Please check these mails, and teach the reason for content of the wrong 
direction.
(http://archives.postgresql.org/pgsql-hackers/2011-06/msg00209.php)
(http://archives.postgresql.org/pgsql-hackers/2011-05/msg01566.php)


--------------------------------------------
Jun Ishizuka
NTT Software Corporation
TEL:045-317-7018
E-Mail: ishizuka.jun@po.ntts.co.jp
--------------------------------------------




Re: Online base backup from the hot-standby

From
Steve Singer
Date:
On 11-06-14 02:52 AM, Jun Ishiduka wrote:
>> I still think that's headed in the wrong direction.
>> (http://archives.postgresql.org/pgsql-hackers/2011-05/msg01405.php)
> Please check these mails, and teach the reason for content of the wrong 
> direction.
> (http://archives.postgresql.org/pgsql-hackers/2011-06/msg00209.php)
> (http://archives.postgresql.org/pgsql-hackers/2011-05/msg01566.php)
>
>

Jun, I've been reviewing these threads as a start to reviewing your
patch (I haven't yet looked at the patch).

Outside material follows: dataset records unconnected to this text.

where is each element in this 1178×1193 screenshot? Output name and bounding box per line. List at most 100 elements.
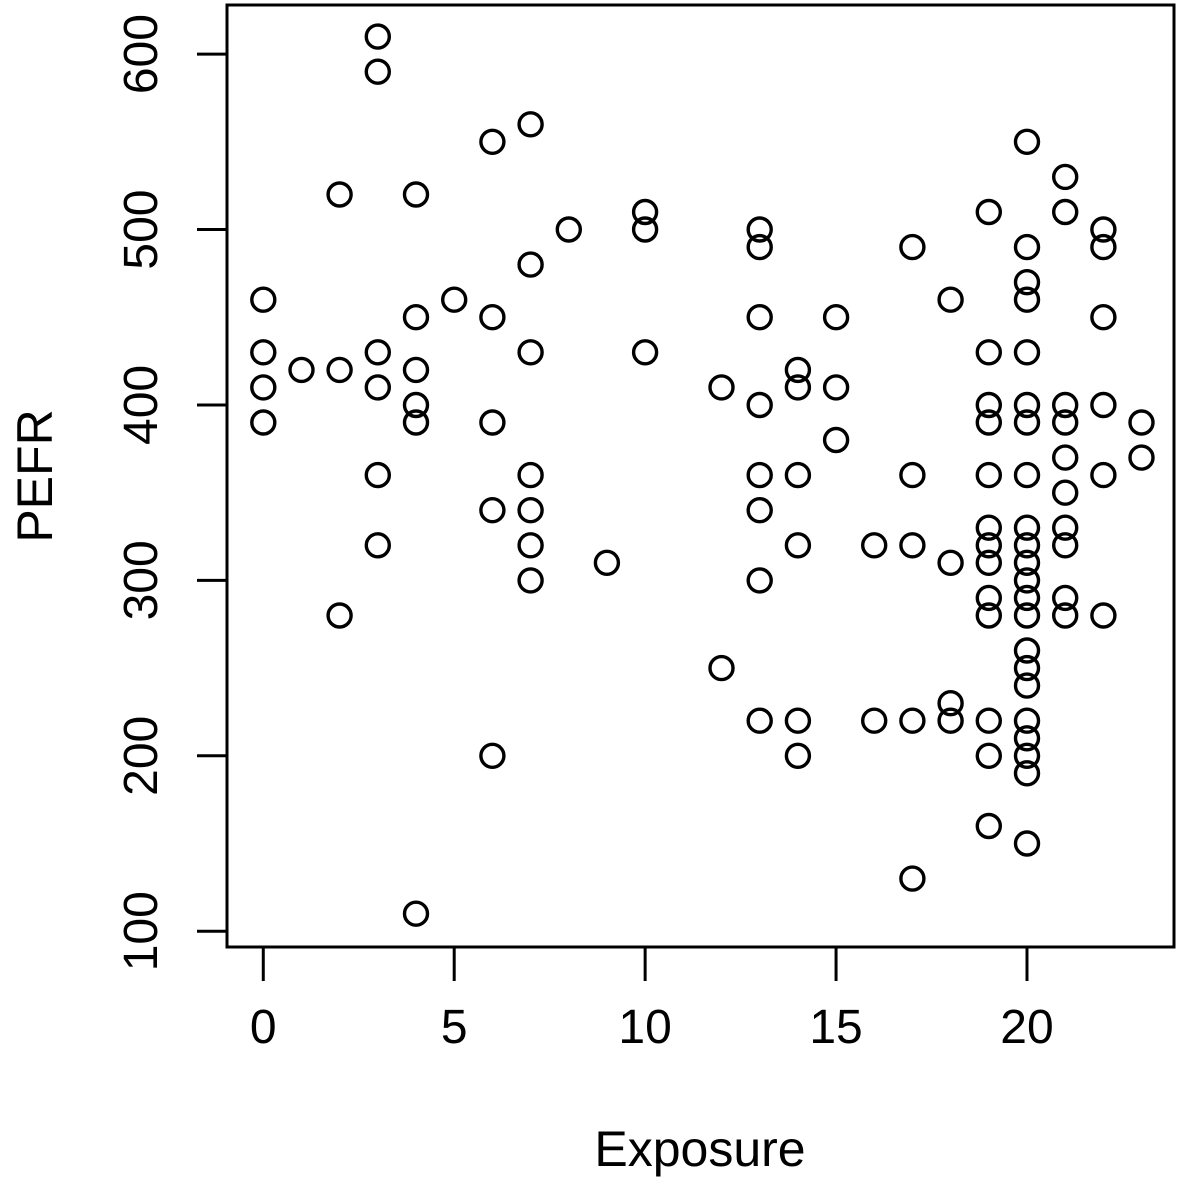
x-axis-title: Exposure xyxy=(594,1121,805,1177)
data-point xyxy=(402,181,430,208)
data-point xyxy=(250,374,277,401)
data-point xyxy=(1051,514,1079,541)
data-point xyxy=(479,742,506,769)
data-point xyxy=(1013,514,1041,541)
data-point xyxy=(326,356,353,384)
data-point xyxy=(1128,409,1155,436)
data-point xyxy=(364,461,391,489)
data-point xyxy=(784,374,812,401)
data-point xyxy=(975,532,1002,559)
data-point xyxy=(975,584,1002,612)
data-point xyxy=(746,216,773,243)
data-point xyxy=(479,497,506,524)
data-point xyxy=(784,356,812,384)
data-point xyxy=(975,549,1002,576)
data-point xyxy=(975,409,1002,436)
data-point xyxy=(1090,233,1117,261)
y-axis: 100 200 300 400 500 600 xyxy=(115,14,227,971)
data-point xyxy=(250,409,277,436)
data-point xyxy=(1051,444,1079,471)
data-point xyxy=(861,532,888,559)
x-tick-label: 10 xyxy=(618,1001,671,1054)
x-tick-label: 20 xyxy=(1000,1001,1053,1054)
data-point xyxy=(784,707,812,734)
data-point xyxy=(250,286,277,313)
data-point xyxy=(1013,391,1041,419)
data-point xyxy=(402,356,430,384)
data-point xyxy=(975,339,1002,366)
data-point xyxy=(822,304,850,331)
data-point xyxy=(746,567,773,594)
data-point xyxy=(861,707,888,734)
data-point xyxy=(746,391,773,419)
data-point xyxy=(631,198,659,226)
data-point xyxy=(1013,461,1041,489)
data-point xyxy=(784,742,812,769)
y-tick-label: 400 xyxy=(115,365,168,445)
data-point xyxy=(364,23,391,50)
data-point xyxy=(288,356,315,384)
data-point xyxy=(1013,707,1041,734)
data-point xyxy=(937,549,964,576)
data-point xyxy=(746,461,773,489)
data-points xyxy=(250,23,1155,927)
data-point xyxy=(1013,584,1041,612)
plot-border xyxy=(225,3,1176,949)
data-point xyxy=(1013,339,1041,366)
data-point xyxy=(517,111,544,138)
data-point xyxy=(975,602,1002,629)
data-point xyxy=(402,409,430,436)
data-point xyxy=(975,707,1002,734)
data-point xyxy=(1090,391,1117,419)
data-point xyxy=(1051,163,1079,191)
data-point xyxy=(517,567,544,594)
data-point xyxy=(364,339,391,366)
data-point xyxy=(822,426,850,454)
data-point xyxy=(746,707,773,734)
data-point xyxy=(364,374,391,401)
data-point xyxy=(1013,637,1041,664)
data-point xyxy=(517,532,544,559)
y-tick-label: 600 xyxy=(115,14,168,94)
data-point xyxy=(975,812,1002,840)
data-point xyxy=(1051,479,1079,506)
data-point xyxy=(1051,532,1079,559)
data-point xyxy=(479,409,506,436)
y-axis-title: PEFR xyxy=(7,409,63,542)
data-point xyxy=(441,286,468,313)
data-point xyxy=(784,532,812,559)
data-point xyxy=(479,304,506,331)
data-point xyxy=(1013,128,1041,156)
data-point xyxy=(1013,549,1041,576)
data-point xyxy=(784,461,812,489)
data-point xyxy=(402,391,430,419)
data-point xyxy=(1051,602,1079,629)
data-point xyxy=(1013,409,1041,436)
data-point xyxy=(250,339,277,366)
data-point xyxy=(746,233,773,261)
data-point xyxy=(1051,391,1079,419)
x-tick-label: 15 xyxy=(809,1001,862,1054)
data-point xyxy=(1013,760,1041,787)
data-point xyxy=(899,707,926,734)
y-tick-label: 300 xyxy=(115,540,168,620)
data-point xyxy=(1013,654,1041,682)
data-point xyxy=(1013,532,1041,559)
data-point xyxy=(631,339,659,366)
data-point xyxy=(1013,725,1041,752)
data-point xyxy=(899,233,926,261)
data-point xyxy=(975,514,1002,541)
data-point xyxy=(975,391,1002,419)
data-point xyxy=(1013,567,1041,594)
data-point xyxy=(937,690,964,717)
data-point xyxy=(555,216,582,243)
data-point xyxy=(326,181,353,208)
data-point xyxy=(1013,269,1041,296)
data-point xyxy=(822,374,850,401)
data-point xyxy=(1013,742,1041,769)
data-point xyxy=(1013,830,1041,857)
x-tick-label: 5 xyxy=(441,1001,468,1054)
data-point xyxy=(975,461,1002,489)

I *think* the concern is that

1) Today you can do a backup by just calling pg_start_backup('x'); copy
the data directory and
pg_stop_backup(); You do not need to use pg_basebackup to create a
backup. The solution you are proposing would require pg_basebackup to be
used to build backups from standby servers.

2) If I run pg_basebackup but do not specify '-x' then no pg_xlog
segments are included in the output. The relevant pg_xlog segments are
in the archive from the master. I can see situations where you are
already copying the archive to the remote site that the new standby will
be created in so you don't want to have to copy the pg_xlog segments
twice over your network.

What Heikki is proposing will work both when you aren't using
pg_basebackup (as long the output of pg_stop_backup() is somehow
captured in a way that it can be read) and will also work with
pg_basebackup when '-x' isn't specified.

Steve


> --------------------------------------------
> Jun Ishizuka
> NTT Software Corporation
> TEL:045-317-7018
> E-Mail: ishizuka.jun@po.ntts.co.jp
> --------------------------------------------
>
>
>



Re: Online base backup from the hot-standby

From
Jun Ishiduka
Date:
> 1) Today you can do a backup by just calling pg_start_backup('x'); copy
> the data directory and
> pg_stop_backup(); You do not need to use pg_basebackup to create a
> backup. The solution you are proposing would require pg_basebackup to be
> used to build backups from standby servers.

YES.


> 2) If I run pg_basebackup but do not specify '-x' then no pg_xlog
> segments are included in the output. The relevant pg_xlog segments are
> in the archive from the master. I can see situations where you are
> already copying the archive to the remote site that the new standby will
> be created in so you don't want to have to copy the pg_xlog segments
> twice over your network.

No, I don't matter because of the same behavior as 9.1.
Please see the part of "Before:" of the following answer.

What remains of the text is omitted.